A group of cable companies, ISPs and industry associations has filed a formal motion with the Court of Appeals for the District of Columbia to stay the implementation of the Federal Communications Commission’s order to place Internet access under Title II of the Communications Act, a move predicted in this column just a few days ago.
The industry group wasted no time to head to court after the FCC refused its petition seeking the same thing that they are heading to court to obtain.
The stay alleges that the FCC violated the Administrative Procedures Act, Congressional intent, FCC precedent and a variety of laws, including the Communication Act, when the agency acted to move Internet access to Title II. In addition to requesting a stay, the motion also requested that any hearing be expedited if the stay is not granted.

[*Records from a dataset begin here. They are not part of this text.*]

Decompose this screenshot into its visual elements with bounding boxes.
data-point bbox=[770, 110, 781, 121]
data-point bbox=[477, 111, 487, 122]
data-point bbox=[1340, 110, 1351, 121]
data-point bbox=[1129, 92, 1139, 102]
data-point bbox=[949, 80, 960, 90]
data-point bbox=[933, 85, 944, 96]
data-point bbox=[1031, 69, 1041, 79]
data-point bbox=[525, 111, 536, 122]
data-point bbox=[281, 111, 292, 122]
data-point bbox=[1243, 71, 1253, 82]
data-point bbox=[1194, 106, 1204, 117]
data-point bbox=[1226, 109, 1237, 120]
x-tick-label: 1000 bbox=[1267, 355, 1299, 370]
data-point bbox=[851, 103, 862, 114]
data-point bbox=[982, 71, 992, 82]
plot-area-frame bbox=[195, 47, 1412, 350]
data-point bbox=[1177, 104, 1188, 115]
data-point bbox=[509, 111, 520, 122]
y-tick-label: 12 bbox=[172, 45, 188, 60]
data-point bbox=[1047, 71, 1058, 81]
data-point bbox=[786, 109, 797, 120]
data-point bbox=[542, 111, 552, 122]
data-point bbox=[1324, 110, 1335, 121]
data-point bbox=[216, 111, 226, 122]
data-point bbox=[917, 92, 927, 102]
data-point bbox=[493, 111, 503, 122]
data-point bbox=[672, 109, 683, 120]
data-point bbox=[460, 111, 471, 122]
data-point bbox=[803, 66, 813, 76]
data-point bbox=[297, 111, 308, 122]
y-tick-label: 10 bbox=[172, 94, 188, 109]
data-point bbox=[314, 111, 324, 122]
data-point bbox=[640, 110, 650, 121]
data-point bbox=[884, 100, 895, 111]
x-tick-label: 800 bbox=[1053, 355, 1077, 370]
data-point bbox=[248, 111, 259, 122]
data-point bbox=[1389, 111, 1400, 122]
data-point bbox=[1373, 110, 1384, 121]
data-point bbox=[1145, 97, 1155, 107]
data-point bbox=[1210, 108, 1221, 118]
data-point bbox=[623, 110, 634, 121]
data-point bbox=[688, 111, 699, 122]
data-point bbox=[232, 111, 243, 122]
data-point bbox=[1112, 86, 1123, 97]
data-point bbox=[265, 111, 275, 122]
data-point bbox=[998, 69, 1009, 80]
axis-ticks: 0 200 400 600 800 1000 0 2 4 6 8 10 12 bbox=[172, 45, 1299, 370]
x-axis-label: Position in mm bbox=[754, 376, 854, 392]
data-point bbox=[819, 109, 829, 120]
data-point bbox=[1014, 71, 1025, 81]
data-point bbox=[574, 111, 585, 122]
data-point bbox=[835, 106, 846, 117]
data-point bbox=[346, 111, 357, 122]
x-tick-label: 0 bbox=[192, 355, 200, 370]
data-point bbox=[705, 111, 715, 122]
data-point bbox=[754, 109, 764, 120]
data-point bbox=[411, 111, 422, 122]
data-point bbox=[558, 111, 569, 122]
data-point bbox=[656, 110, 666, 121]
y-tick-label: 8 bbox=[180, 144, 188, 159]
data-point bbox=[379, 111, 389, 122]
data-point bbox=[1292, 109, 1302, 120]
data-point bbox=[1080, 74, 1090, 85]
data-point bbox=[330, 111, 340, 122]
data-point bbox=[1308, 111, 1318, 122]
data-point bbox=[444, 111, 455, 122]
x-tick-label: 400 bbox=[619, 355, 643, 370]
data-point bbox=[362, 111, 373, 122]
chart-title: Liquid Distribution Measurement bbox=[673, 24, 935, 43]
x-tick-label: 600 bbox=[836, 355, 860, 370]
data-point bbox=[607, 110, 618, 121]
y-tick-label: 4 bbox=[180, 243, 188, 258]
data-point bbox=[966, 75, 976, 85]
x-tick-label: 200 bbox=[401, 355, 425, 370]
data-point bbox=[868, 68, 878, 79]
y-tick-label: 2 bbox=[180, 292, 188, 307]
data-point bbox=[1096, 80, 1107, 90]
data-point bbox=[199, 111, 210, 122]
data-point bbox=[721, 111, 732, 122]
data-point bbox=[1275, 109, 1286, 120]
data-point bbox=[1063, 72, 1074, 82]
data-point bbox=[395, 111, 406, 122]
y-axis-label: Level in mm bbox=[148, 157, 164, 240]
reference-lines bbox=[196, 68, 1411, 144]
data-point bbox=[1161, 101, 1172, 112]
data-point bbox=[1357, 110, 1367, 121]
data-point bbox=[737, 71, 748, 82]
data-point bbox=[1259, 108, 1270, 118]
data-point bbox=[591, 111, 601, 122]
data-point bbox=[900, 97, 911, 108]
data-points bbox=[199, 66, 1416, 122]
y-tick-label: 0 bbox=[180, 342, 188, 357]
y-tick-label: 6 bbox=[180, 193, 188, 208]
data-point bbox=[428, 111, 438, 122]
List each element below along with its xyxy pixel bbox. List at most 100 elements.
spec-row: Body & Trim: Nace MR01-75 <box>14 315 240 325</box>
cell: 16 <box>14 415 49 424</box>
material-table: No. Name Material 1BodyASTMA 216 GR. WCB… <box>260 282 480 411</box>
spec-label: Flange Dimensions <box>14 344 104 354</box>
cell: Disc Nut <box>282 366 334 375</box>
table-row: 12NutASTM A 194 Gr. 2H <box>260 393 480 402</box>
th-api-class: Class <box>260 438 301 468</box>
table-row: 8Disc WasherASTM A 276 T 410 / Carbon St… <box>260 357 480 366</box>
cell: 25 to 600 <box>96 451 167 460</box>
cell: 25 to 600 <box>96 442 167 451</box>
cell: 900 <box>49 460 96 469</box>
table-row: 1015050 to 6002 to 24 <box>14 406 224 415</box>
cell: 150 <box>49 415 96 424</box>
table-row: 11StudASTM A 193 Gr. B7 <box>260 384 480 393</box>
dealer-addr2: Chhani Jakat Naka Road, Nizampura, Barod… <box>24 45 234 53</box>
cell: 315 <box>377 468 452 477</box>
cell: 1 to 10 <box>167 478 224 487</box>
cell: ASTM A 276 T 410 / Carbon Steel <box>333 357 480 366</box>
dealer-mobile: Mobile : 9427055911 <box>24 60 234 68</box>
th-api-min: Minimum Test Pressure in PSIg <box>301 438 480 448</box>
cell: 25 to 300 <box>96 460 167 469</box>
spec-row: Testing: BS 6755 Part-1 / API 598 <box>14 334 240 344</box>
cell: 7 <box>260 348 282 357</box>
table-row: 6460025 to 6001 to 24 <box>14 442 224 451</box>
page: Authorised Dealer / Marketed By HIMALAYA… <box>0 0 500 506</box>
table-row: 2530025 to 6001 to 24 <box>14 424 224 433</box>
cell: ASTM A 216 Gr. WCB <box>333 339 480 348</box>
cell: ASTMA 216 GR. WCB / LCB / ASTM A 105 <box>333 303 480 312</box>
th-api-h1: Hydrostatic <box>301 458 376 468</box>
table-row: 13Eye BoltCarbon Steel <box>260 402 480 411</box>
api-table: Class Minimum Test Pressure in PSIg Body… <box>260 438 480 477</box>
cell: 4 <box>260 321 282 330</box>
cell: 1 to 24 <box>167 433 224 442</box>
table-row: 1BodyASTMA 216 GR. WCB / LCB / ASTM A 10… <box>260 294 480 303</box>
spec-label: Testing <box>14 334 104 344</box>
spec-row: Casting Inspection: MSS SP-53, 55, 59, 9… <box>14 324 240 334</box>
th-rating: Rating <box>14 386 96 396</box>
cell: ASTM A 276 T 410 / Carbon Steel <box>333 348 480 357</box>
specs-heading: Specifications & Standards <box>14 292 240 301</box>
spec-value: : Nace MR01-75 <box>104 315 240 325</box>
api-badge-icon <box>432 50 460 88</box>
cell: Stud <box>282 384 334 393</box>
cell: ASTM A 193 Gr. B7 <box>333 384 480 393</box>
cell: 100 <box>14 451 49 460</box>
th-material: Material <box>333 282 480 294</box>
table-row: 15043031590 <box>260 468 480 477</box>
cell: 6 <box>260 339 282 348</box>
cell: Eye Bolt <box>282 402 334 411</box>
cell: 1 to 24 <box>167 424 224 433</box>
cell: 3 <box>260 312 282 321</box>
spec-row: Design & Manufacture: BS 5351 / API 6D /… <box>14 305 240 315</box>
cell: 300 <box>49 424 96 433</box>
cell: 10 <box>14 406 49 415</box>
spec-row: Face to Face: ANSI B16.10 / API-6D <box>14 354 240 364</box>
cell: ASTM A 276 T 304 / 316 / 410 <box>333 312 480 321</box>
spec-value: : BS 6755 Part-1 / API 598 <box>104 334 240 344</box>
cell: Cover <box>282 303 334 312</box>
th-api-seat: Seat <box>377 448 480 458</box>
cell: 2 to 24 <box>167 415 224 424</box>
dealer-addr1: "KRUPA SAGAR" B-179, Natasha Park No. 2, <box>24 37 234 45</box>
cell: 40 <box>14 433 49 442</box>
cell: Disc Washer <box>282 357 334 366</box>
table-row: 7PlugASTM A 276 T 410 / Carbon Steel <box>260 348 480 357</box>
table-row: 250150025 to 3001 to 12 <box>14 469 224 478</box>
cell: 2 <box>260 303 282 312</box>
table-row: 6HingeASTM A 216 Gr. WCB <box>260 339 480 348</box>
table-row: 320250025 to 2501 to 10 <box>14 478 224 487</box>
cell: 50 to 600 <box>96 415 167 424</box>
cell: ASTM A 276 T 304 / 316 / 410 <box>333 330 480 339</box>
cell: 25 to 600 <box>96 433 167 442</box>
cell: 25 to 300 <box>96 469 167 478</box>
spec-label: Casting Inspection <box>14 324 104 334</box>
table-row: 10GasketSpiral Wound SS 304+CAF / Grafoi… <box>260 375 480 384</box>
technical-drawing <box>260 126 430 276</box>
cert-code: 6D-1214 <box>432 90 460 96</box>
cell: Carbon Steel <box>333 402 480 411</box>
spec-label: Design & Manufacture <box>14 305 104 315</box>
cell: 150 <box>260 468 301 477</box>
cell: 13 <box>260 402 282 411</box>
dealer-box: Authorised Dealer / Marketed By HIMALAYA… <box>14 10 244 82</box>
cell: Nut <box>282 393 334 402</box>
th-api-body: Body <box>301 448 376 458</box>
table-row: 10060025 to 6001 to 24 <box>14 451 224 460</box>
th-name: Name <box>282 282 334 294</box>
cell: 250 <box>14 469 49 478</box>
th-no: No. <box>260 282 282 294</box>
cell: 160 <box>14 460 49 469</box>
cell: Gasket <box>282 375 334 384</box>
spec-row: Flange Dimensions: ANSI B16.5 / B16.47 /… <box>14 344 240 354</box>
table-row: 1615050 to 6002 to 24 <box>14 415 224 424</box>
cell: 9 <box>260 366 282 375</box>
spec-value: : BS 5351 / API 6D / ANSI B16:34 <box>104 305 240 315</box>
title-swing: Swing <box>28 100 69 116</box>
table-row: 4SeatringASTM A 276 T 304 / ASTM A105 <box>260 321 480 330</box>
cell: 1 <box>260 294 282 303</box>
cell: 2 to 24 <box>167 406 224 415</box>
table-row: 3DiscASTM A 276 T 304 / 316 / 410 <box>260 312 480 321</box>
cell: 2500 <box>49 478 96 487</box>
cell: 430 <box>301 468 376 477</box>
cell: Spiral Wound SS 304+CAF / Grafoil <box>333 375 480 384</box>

The petition for the stay was a consolidated effort made after the court directed the petitioners to present their case in a single motion, rather than the separate motions that they had originally planned.
However, the petition is fairly broad since it must convey the concerns of a group of diverse organizations, ranging from the CTIA to US Telecom and AT&T. The potential damages quoted range from pole connection charges and new taxes to violations of the law and arbitrary action. A wide variety of real and anticipated harmful events are listed. The petition to the court is a laundry list of grievances.
Now that the petition has been filed, what happens next will matter a lot to future of the Internet, but as is frequently the case when the government gets involved, that future could be rife with unintended consequences. Depending on whom the court sides with on these claims and counter-claims, the Internet could remain alive and vibrant, or the once-bright promise of a free and open Internet could dim with network congestion and fees.
It’s also a question of whom you can believe, if indeed you can believe anyone. The petitioners say they’re not opposing net neutrality, but rather the reclassification of the Internet to Title II, which is the same law that controls common carriers, such as phone companies.
“This reclassification does not serve the public interest,” said US Telecom president Walter McCormick in a prepared statement, “but unlawfully paves the way toward expansive government management of the Internet. The facts show the FCC had no adequate legal basis for reclassifying broadband Internet access service as a Title II utility telecommunications service. The order does not provide a solid legal basis for overriding the governing statute and decades of commission and court decisions that contradict this changed classification.”
McCormick said that the reclassification would place unreasonable burdens on everyone involved and that it would raise expenses and taxes to ultimately hurt Internet users.
Cable Companies, ISPs Ask Court to Block FCC Title II Neutrality Rule
However, as you might expect—this being Washington—not everyone agrees. Ed Black, CEO of the Computer and Communications Industry Association, said the petitioners shouldn’t expect success in their quest to keep the FCC from implementing the change to Title II. “I think it’s unlikely that a stay would or should be granted,” Black said. “On the merits of the case, I think they are likely to lose and I think claims of irreparable harm are insufficient and unconvincing.”
Black said that what’s really going on is that the petitioners are trying to hold on to legacy power. “That’s why it’s important not to have a stay,” he said. He said the petitioners are trying to restore things to the way they used to be rather than moving toward the future.
“It’s a disappointment that a number of these plaintiffs continue to try to look backward and not embrace the new dynamic Internet digital world and compete on the merits in that world, rather than trying to re-establish a system where their power and domination of assets can curtail innovation.”
The unfortunate reality isn’t so much whether the petitioners have facts on their side—which, to some extent, they do—nor whether Black is correct in his belief that they’re trying to return to the past, which is probably true. The unfortunate reality is that, regardless of how this eventually turns out, the real victim will be net neutrality itself.
The petitioners have also filed a series of lawsuits in three different federal courts asking that the reclassification of Internet access be overturned. Once the petition for a stay is dispensed with, and regardless of who wins there, the next step will be motions to combine the cases into one, or at least, to move all the cases to a single court. Nothing will move forward until that motion is adjudicated.
Eventually, the consolidated lawsuit will be heard on its merits. That alone could take years. Then there is a high probability that the decision, one way or another, will eventually end up before the Supreme Court, taking several years to wend its way through the Appeals Courts.
During that time, for good or ill, Congress will likely to be working on other net neutrality legislation. Depending on what’s in that legislation, it may kick off yet more litigation and appeals.
Probably the only sure way for the net neutrality issue to reach some resolution is for Congress to pass net neutrality legislation by a majority large enough to overcome a presidential veto. However, considering the present collection of conflicting interests in Congress, that isn’t going to happen.
So right now, the only thing we have is uncertainty, and unrelieved uncertainty is the surest way to kill net neutrality.